With ever increasing interest in sustainable production, it’s no surprise that aquaponics have been getting a lot of attention, especially over the past decade. But as the display also notes, “few commercial-scale aquaponic farms exist in Canada.” Why might that be?

In a conversation with Charles Hayes of Advanced Treatment Technologies a few months ago, he mentioned that it was hard to find operations that took aquaponics to a large level and succeeded long-term. “With the traditional way with how aquaponics are set up, it makes it difficult to ramp up to true commercial scale and without problems,” he said.
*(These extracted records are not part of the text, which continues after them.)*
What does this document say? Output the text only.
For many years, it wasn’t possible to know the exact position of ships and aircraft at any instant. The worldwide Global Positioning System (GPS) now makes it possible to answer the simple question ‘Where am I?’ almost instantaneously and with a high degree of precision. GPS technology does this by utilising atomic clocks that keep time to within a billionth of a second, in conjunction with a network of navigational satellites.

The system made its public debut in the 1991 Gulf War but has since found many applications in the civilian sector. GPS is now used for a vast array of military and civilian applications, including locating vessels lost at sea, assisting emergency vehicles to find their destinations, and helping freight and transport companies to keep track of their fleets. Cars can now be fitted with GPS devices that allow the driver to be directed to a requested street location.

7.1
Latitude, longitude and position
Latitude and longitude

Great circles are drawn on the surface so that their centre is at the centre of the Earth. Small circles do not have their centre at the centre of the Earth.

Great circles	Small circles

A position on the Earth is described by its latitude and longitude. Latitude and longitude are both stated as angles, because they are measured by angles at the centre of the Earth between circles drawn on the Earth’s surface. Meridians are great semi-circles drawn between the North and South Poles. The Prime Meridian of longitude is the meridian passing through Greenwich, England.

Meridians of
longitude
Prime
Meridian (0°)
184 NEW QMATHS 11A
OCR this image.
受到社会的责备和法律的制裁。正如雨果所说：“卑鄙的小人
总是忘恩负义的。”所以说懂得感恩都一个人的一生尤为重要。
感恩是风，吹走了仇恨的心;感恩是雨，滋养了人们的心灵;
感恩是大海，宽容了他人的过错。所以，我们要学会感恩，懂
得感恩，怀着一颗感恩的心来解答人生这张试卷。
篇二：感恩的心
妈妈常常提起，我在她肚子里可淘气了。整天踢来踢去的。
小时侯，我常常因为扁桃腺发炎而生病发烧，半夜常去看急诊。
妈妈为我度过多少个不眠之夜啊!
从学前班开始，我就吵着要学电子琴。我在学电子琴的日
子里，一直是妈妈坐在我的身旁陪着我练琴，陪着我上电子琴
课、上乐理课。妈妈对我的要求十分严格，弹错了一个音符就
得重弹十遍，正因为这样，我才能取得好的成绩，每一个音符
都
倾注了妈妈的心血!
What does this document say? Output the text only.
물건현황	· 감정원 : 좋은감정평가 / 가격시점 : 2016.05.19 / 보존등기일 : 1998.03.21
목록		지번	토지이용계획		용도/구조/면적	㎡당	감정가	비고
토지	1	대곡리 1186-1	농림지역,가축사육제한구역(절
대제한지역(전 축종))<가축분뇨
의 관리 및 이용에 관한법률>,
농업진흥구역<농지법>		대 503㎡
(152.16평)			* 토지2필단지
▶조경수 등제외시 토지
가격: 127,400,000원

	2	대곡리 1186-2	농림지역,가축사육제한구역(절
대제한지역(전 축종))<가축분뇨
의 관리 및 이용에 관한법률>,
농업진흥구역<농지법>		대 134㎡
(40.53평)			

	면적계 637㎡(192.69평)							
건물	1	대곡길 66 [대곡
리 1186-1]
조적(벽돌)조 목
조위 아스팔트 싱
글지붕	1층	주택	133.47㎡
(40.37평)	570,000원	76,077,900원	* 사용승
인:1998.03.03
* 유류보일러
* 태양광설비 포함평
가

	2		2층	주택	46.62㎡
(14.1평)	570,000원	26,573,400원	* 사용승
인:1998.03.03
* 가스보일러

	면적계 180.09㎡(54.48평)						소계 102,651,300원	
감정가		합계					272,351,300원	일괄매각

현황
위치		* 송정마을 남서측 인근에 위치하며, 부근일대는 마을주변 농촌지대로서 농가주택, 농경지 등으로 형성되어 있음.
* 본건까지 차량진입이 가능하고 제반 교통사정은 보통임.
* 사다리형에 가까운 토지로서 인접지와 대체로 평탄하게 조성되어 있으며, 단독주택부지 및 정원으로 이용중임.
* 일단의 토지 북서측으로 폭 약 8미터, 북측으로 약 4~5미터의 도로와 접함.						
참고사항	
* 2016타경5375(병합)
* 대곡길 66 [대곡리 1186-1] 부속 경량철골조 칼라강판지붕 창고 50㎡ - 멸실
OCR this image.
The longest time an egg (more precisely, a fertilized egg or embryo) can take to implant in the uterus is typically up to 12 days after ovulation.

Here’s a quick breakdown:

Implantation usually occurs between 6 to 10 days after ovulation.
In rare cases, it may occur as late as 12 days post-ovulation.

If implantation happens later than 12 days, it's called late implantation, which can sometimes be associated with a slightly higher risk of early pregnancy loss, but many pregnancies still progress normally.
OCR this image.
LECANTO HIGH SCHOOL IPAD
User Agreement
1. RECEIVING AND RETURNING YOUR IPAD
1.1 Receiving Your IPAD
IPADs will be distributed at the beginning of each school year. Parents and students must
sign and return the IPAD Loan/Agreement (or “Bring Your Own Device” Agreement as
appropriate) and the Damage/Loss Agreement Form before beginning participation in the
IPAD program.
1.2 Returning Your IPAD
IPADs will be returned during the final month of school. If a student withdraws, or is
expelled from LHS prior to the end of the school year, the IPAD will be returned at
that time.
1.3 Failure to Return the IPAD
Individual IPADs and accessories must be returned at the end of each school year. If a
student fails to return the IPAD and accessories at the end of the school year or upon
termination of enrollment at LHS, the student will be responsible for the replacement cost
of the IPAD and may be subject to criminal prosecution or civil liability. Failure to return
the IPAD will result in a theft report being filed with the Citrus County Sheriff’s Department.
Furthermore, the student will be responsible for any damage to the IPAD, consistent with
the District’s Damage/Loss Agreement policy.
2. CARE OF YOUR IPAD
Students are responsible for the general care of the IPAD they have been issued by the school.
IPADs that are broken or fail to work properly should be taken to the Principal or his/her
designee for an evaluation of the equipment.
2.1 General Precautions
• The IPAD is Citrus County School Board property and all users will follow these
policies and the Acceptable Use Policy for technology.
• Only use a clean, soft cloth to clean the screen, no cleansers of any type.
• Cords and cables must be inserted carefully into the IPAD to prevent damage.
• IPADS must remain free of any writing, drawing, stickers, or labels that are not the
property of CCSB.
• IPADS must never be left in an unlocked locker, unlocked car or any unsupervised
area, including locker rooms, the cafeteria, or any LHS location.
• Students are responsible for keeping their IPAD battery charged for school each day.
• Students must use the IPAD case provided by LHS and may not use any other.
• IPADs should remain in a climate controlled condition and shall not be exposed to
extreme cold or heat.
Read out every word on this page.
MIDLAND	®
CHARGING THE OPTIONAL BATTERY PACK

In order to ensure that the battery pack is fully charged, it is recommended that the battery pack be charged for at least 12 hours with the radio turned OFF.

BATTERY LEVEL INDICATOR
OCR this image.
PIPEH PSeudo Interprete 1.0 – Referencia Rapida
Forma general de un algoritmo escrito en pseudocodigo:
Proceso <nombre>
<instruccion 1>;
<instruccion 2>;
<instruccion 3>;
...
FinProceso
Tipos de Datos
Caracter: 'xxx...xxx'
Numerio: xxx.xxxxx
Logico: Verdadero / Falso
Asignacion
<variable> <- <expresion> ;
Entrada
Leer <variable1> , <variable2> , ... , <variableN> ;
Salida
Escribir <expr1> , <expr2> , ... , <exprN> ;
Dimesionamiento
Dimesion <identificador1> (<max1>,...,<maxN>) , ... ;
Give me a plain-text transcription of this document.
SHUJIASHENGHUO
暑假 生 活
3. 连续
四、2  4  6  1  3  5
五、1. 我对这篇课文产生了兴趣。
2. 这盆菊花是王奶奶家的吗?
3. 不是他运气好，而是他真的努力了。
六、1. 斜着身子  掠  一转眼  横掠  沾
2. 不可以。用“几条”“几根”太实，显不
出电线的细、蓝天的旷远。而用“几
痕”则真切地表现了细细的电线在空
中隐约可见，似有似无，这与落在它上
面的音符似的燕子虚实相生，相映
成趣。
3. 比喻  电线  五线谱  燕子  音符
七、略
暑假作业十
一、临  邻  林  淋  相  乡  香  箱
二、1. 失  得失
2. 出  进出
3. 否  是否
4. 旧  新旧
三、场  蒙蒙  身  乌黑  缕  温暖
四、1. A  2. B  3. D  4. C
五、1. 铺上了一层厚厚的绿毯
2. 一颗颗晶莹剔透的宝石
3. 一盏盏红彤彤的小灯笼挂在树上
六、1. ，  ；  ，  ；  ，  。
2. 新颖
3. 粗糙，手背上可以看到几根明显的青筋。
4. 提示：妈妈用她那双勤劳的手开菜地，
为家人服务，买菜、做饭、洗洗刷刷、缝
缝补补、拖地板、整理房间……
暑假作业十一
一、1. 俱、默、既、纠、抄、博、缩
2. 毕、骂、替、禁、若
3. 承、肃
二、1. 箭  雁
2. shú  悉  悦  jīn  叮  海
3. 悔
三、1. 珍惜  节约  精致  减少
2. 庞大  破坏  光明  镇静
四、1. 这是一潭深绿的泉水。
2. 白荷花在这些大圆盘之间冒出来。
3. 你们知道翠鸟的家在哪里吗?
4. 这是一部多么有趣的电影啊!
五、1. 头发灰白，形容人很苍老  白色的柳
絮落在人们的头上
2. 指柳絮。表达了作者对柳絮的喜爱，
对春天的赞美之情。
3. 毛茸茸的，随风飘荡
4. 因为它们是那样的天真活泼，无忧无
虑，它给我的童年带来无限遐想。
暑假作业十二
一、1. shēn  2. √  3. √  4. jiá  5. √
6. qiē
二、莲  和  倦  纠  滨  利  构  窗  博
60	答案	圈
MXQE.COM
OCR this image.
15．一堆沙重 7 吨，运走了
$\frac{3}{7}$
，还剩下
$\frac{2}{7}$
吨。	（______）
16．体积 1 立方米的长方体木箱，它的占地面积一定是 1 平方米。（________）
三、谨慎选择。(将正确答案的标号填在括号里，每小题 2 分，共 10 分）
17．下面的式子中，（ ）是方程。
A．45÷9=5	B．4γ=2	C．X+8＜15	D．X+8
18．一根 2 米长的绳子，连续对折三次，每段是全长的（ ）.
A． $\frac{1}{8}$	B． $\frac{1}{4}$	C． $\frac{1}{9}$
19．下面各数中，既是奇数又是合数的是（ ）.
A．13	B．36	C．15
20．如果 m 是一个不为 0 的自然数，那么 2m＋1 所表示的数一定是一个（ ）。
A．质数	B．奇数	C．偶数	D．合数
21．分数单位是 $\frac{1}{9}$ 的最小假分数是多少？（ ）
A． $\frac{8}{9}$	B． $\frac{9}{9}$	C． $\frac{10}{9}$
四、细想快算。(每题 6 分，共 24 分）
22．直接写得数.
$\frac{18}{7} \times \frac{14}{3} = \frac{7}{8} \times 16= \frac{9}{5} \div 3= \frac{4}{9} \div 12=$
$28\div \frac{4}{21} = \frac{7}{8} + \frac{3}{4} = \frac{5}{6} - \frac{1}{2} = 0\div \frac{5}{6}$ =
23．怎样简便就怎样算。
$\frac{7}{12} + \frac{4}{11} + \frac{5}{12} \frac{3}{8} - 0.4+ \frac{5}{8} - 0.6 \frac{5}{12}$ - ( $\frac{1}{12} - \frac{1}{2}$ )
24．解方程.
Traditionally, it’s set up as single loops. Neither the plants nor the fish are in their optimal environments, he says, and when things go awry, especially on the fish side, they die really quick.

But Hayes has a solution. “What we do is we separate it, so you’ve got two loops instead of one. You’re still using the nutrients off the fish to grow the plants, but it allows you to grow both the organisms – both the animals and plants in their optimum environment.” It’s viable, but there’s a large emphasis on the design phase, plus choosing the right crops and fish. It’s complicated when two living organisms depend on each other but have other needs – much like us.

Note: Following the publication of the October 2018 issue, the Growcer has since clarified that their originally-stated unit price of $180k does not include training or installation.